Linux Mint 19 “Tara” is a long term support release that’s based on Ubuntu 18.04, which means it’ll receive official support until 2023.
But extended support is only one of the things that sets Linux Mint 19 apart from its predecessors. The operating system has a updated Software Manager and Update Manager, improved support for computers with display featuring high pixel density, and a feature called Timeshift that makes it easy to restore your computer to an earlier state if you encounter a problem.
Linux Mint 19 is available for download with a choice of Cinnamon, MATE, or Xfce desktop environments. There’s no official KDE option this time around.
The biggest change isn’t entirely new. Timeshift was first introduced in Linux Mint 18.3 and made available for older versions of the operating system. But it’s now more tightly integrated into the operating system.
Timeshift basically makes snapshots of your operating system so that if an OS or package update causes something to stop working, you could either choose to troubleshoot the specific issue or just restore from an earlier snapshot. It’s sort of like using system restore points on Windows.
Since Timeshift minimizes the risk that an update will damage your system, Linux Mint’s Update Manager also now makes it easier to enable automatic updates. Previously this was a feature for advanced users. But since there’s now an easier way to restore from backups, there’s less risk associated with automatic updates.
Update Manager will show a warning if it detects Timeshift isn’t configured though.
The Linux Mint Software Manager also has an updated layout and user interface, faster sync, and support for searching within specific categories.
Linux Mint 19 also includes updated apps and features that will vary by desktop environment. For example, the Cinnamon version ships with Cinnamon 3.8 which is said to load apps an render windows more quickly, reduce lag when moving files over USB devices, and incldue better support for dark themes thanks to new icons.

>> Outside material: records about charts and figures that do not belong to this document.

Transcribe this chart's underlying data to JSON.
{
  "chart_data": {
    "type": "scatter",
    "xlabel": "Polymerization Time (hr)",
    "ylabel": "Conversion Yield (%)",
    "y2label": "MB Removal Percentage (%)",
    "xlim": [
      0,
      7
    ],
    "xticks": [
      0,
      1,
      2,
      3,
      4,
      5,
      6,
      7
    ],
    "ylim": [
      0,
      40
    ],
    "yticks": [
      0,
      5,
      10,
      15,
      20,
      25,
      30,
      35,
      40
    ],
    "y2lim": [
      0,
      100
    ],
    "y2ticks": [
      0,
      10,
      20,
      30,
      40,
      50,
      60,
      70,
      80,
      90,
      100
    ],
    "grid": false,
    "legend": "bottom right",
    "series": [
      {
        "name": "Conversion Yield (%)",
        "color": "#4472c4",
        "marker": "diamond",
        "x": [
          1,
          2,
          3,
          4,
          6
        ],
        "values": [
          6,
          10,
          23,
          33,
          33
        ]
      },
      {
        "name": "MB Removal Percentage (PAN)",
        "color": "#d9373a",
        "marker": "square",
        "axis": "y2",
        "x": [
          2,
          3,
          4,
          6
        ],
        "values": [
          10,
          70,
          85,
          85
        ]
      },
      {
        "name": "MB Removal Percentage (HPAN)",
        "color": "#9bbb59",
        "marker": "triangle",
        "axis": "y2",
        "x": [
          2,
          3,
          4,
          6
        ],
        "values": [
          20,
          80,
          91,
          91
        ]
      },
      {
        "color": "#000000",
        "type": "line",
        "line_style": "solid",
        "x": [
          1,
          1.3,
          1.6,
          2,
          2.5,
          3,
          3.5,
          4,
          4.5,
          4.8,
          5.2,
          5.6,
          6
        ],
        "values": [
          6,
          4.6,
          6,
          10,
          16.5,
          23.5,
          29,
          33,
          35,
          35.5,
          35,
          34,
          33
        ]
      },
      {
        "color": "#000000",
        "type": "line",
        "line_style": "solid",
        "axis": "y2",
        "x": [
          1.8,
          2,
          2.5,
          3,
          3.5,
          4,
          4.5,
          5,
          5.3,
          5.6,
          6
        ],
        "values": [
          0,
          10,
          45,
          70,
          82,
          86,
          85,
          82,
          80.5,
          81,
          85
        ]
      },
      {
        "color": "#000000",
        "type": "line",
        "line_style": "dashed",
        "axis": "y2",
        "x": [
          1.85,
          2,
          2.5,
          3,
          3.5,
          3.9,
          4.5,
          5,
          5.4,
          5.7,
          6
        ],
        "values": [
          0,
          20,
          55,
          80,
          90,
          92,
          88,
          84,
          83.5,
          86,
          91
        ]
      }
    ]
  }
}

LInux Mint 19 Cinnamon also offers an option to crank the sound up to 11… or rather, 150 (you can set a maximum volume level between 0 and 150 percent in the Sound settings).
Ubuntu 18.04. Does that mean it has that Azure quasi-spyware embedded into it?
Although I am in love with KDE nowadays, I think I will move one of my laptops to Mint / Cinnamon.
I have had Mint on multiple of my systems for more than a couple of years and it has been a great experience.
I would say that Mint is the most polished Linux distro I have ever used. Fewer issues than Ubuntu (which it is based on)
Linux Mint has been my daily driver for many years. I often hear it is for Linux noobies but I like that it “just works” and lets me go about whatever I am doing without getting in the way. Timeshift is great, but I haven’t had a driver issue in years. I use Dell desktops/laptops and Dell is pretty Linux friendly. I even have an old netbook running Linux Mint (with LXDE).